By Kathleen Nutt

Political Correspondent

THE crisis hitting sterling has triggered calls for the SNP to revise its currency plans and commit to joining the euro should Scotland become an independent country in the European Union.

Currently the party support an independent Scotland continuing to use the pound and to introduce its own currency once six economic tests have been met.

The policy was a key aspect of the SNP’s growth commission led by former MSP Andrew Wilson but has come under criticism in the party and wider independence movement with many activists in favour of a swifter move to a new currency.

Delegates at the SNP conference last November voted in favour of starting preparations to set up a central bank after independence in a move seen as challenging the leadership’s currency strategy.

Supporters of the resolution said continued use of the UK pound, an approach widely knows as “sterlingisation”, would deny an independent Scotland essential freedom of economic action and make its economy too dependent on the financial fortunes of the UK.

The calls for the SNP to revise its currency plans come after the value of the pound crashed to a 37 year low against the US dollar after the Chancellor delivered his mini Budget.

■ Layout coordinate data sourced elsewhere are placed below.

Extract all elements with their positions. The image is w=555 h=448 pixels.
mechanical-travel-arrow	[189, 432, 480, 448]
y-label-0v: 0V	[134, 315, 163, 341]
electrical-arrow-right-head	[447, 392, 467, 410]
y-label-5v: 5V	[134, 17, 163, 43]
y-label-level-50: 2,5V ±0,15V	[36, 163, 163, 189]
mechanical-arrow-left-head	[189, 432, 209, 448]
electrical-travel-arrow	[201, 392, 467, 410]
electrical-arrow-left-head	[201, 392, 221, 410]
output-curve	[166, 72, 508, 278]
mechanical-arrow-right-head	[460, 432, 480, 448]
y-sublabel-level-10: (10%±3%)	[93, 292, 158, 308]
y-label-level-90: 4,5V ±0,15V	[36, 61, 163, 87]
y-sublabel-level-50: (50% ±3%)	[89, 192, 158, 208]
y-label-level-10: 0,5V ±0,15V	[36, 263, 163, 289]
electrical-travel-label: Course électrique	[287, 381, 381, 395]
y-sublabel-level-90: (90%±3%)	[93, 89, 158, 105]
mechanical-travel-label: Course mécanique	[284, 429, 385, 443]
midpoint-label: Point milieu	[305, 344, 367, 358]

Turmoil intensified last week in response to Kwasi Kwarteng’s plans which promised a £60 billion spending package to help households and businesses with energy bills while announcing tax cuts.

On Wednesday the Bank of England was forced to intervene in the crisis to save pension schemes.

The costs of Government borrowing have also shot up, with the financial markets expecting the Bank to raise interest rates from 2.25 per cent now to around 6 per cent next year.

Following the crisis experts called for the SNP to review its plans over what currency Scotland should use if it becomes independent.

“I think the SNP should be reviewing their currency plans. Probably - since we’re talking some way off until independence day - they need different scenarios, one where they do keep the pound for a while and one where the go straight for a Scottish currency,” said EU expert Kirsty Hughes.

“Ideally, you would peg a Scottish currency to the euro but that would depend on having all the economic fundamentals right, decent reserves and a clear and rapid path to the EU, so probably you would have a floating currency to begin with.”

She added: “In the face of the current financial crisis created by the Tory government, it certainly points up that sterling is not necessarily the best place to start as a currency choice once independent. But in three or four years’ time that could look different and more stable.

“An independent Scotland joining the EU will have to commit to joining the euro at some point. And if it has sterling as its currency when it joins, it will need the EU to agree that and agree, presumably, a transition period before Scotland introduces its own currency.

“Obviously, if an independent Scotland were joining the EU now, with the UK in a full-blown financial crisis, the EU would not consider sterling a safe currency from an inflation or an exchange rate point of view, so having a separate Scottish currency would be desirable - being in sterling now would surely delay Scotland’s EU entry. But in three or four years time that should look different.”

“We don’t know where this crisis will end up but the very large increase in debt the UK government is taking on underlines the question of what would be a reasonable or fair portion of UK national debt for Scotland to take on.”

Anthony Salamone, who runs the Edinburgh-based consultancy European Merchants, said: “If Scotland became independent yet continued to use sterling for years (or decades), most EU decision-makers would surely be puzzled.

“They would likely question why Scotland had gone to the trouble of becoming a separate state if on currency – and perhaps other areas – it chose to remain integrated with the UK for an indefinite period.

“It would indeed be strange for an independent Scotland, as a relatively wealthy European state with a developed free-market economy, not to have its own currency – be that a Scottish currency or a currency union like the euro – beyond an initial introductory period if required.”

He added: “While it would take time to prepare for a Scottish currency, much of the preparatory work could take place during the transition to independence.

“That independence transition would probably take several years and, more to the point, it would not have an in-built expiration date. If Scotland needed more time to become ready for independence, including in relation to a currency, the transition could be prolonged provided all parties agreed.

“Scotland’s currency status would have implications for joining the EU. The entire EU accession process is based on the premise that the applicant state has its own national currency when it applies.

“If Scotland did have a currency, it would need to meet the relevant requirements in EU law. If it did not have a currency, it would need to secure some special arrangement with the EU.

“As part of that arrangement, Scotland would undoubtedly have to explain to the EU how and when it would establish its own currency.”

First Minister Nicola Sturgeon is planning to hold an independence referendum in October next year and in June launched a series of documents to update the arguments for independence since the 2014 vote.

The first, launched in June, was described as a scene setter and examined the economic performance of a number of small independent countries. The second paper examined democratic issues and independence.

But the Scottish Government has yet to bring out its updated prospectus on currency. Its plan ahead of the 2014 was to continue to use the pound in a currency union with the UK. However, the policy was seen by many to be flawed when the then Chancellor George Osborne said he wouldn't agree to it.

The Supreme Court will hear next month whether Holyrood has the power to hold an independence referendum without the UK Government's agreement.